Disputa pela presidência da Câmara gera atrito na base

Arlindo Chinaglia e Eduardo Cunha trocaram farpas nesta sexta-feira sobre independência do Legislativo e cargos no governo. Marcada para 1º de fevereiro, eleição ainda tem outro candidato: Júlio Delgado

A menos de um mês para a eleição da nova Mesa Diretora da Câmara, os principais candidatos na disputa começaram a trocar farpas. Arlindo Chinaglia (PT-SP) e Eduardo Cunha (PMDB-RJ) usaram seus espaços para iniciar uma troca de acusações sobre a independência da Casa e a indicação de cargos no governo. As informações são do jornal O Estado de S. Paulo.

À frente de apoiadores de partidos como PT, Pros, PCdoB, PR e PP, o petista criticou as declarações de Cunha sobre a necessidade de a Câmara ser altiva. Para Chinaglia, ao defender a altivez e a independência do Legislativo, o peemedebista acaba criticando indiretamente os próprios deputados. Além disso, disse que “não é independente quem indica cargo no governo”.

Cunha retrucou. Lembrou que o advogado Olavo Chinaglia, filho do petista, foi indicado pelo ex-presidente Lula a compor o Conselho Administrativo de Defesa Econômica (Cade) entre 2008 e 2012. Também questionou se o petista colocaria em votação o projeto que derruba o decreto presidencial dos conselhos populares, como Henrique Eduardo Alves (PMDB-RN) fez.

Até o momento, além de Cunha e Chinaglia, o outro candidato à presidência da Câmara é Júlio Delgado (PSB-MG).

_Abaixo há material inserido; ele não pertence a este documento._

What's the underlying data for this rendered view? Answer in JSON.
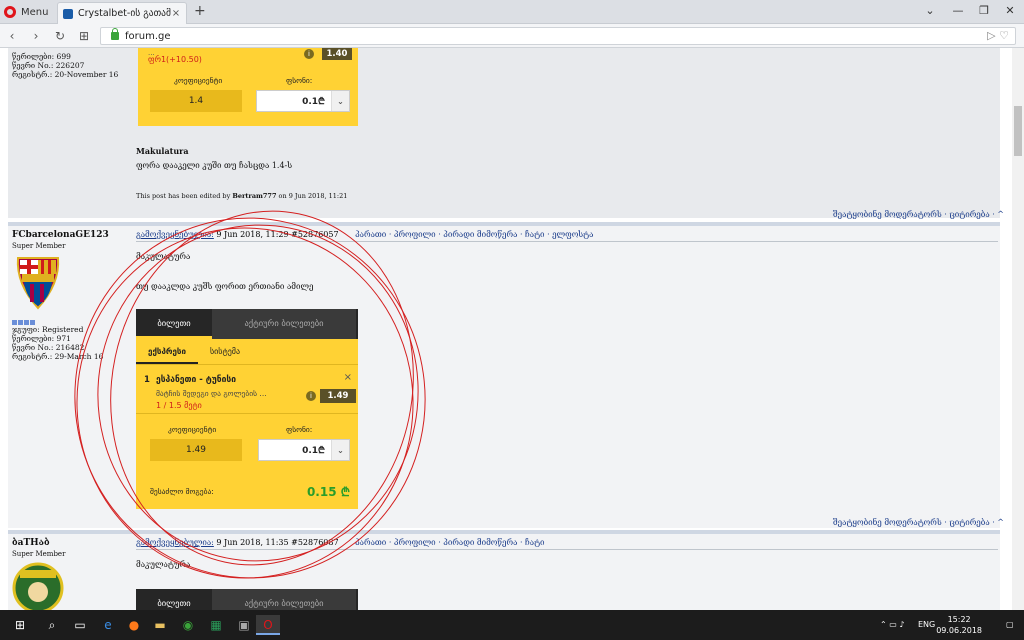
{
  "browser": {
    "menu_label": "Menu",
    "tab_title": "Crystalbet-ის გათამაშუ…",
    "tab_close": "×",
    "new_tab": "+",
    "url": "forum.ge",
    "win_min": "—",
    "win_restore": "❐",
    "win_close": "✕",
    "win_extra": "⌄"
  },
  "post1": {
    "stats": [
      "წერილები: 699",
      "წევრი No.: 226207",
      "რეგისტრ.: 20-November 16"
    ],
    "slip_odds_text": "ფრ1(+10.50)",
    "slip_odds_badge": "1.40",
    "slip_top_line": "...",
    "coef_label": "კოეფიციენტი",
    "stake_label": "ფსონი:",
    "coef_value": "1.4",
    "stake_value": "0.1₾",
    "author": "Makulatura",
    "text": "ფორა დააკელი კუში თუ ჩასცდა 1.4-ს",
    "edit_note_prefix": "This post has been edited by ",
    "edit_user": "Bertram777",
    "edit_note_suffix": " on 9 Jun 2018, 11:21",
    "footer": "შეატყობინე მოდერატორს  · ციტირება · ^"
  },
  "post2": {
    "username": "FCbarcelonaGE123",
    "rank": "Super Member",
    "group": "ჯგუფი: Registered",
    "stats": [
      "წერილები: 971",
      "წევრი No.: 216482",
      "რეგისტრ.: 29-March 16"
    ],
    "header_link": "გამოქვეყნებულია:",
    "header_date": " 9 Jun 2018, 11:29",
    "header_id": " #52876057",
    "header_actions": "პარათი · პროფილი · პირადი მიმოწერა · ჩატი · ელფოსტა",
    "line1": "მაკულატურა",
    "line2": "თუ დააკლდა კუშს ფორით ერთიანი ამილე",
    "slip": {
      "tab_active": "ბილეთი",
      "tab_inactive": "აქტიური ბილეთები",
      "sub_active": "ექსპრესი",
      "sub_inactive": "სისტემა",
      "match_num": "1",
      "match": "ესპანეთი - ტუნისი",
      "market": "მატჩის შედეგი და გოლების ...",
      "pick": "1 / 1.5 მეტი",
      "odds": "1.49",
      "remove": "×",
      "coef_label": "კოეფიციენტი",
      "stake_label": "ფსონი:",
      "coef_value": "1.49",
      "stake_value": "0.1₾",
      "payout_label": "შესაძლო მოგება:",
      "payout_value": "0.15 ₾"
    },
    "footer": "შეატყობინე მოდერატორს  · ციტირება · ^"
  },
  "post3": {
    "username": "ბaTHაბ",
    "rank": "Super Member",
    "header_link": "გამოქვეყნებულია:",
    "header_date": " 9 Jun 2018, 11:35",
    "header_id": " #52876087",
    "header_actions": "პარათი · პროფილი · პირადი მიმოწერა · ჩატი",
    "line1": "მაკულატურა",
    "slip_tab_active": "ბილეთი",
    "slip_tab_inactive": "აქტიური ბილეთები"
  },
  "taskbar": {
    "lang": "ENG",
    "time": "15:22",
    "date": "09.06.2018"
  },
  "colors": {
    "slip_yellow": "#ffd234",
    "annotation_red": "#d42020"
  }
}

Lançado como um nome apoiado por parte da oposição - PSB, PSDB, PPS e PV -, busca melhorar seu desempenho em comparação com a eleição passada, quando teve 165 votos. Somadas, as bancadas das legendas que o apoiam têm 105 deputados.

Cunha é tido como favorito. Ele já teve os apoios oficiais de PTB, PSC, SD, PRB e DEM. Juntos, e contando com o PMDB, são 149 deputados a partir de 1º de fevereiro. Cunha, que tem viajado pelo país em atividades de campanha, acredita que vai anunciar o suporte de outras legendas em breve.

Já Chinaglia, que presidiu a Casa no biênio 2007/08 e atualmente é vice-presidente da Mesa Diretora, tem na sua campanha o apoio de  PT, PSD, PCdoB e do Pros. Caso todos os deputados destas legendas votem na eleição, ele teria ao menos 128 votos. O petista ainda negocia com PDT e outros partidos da base.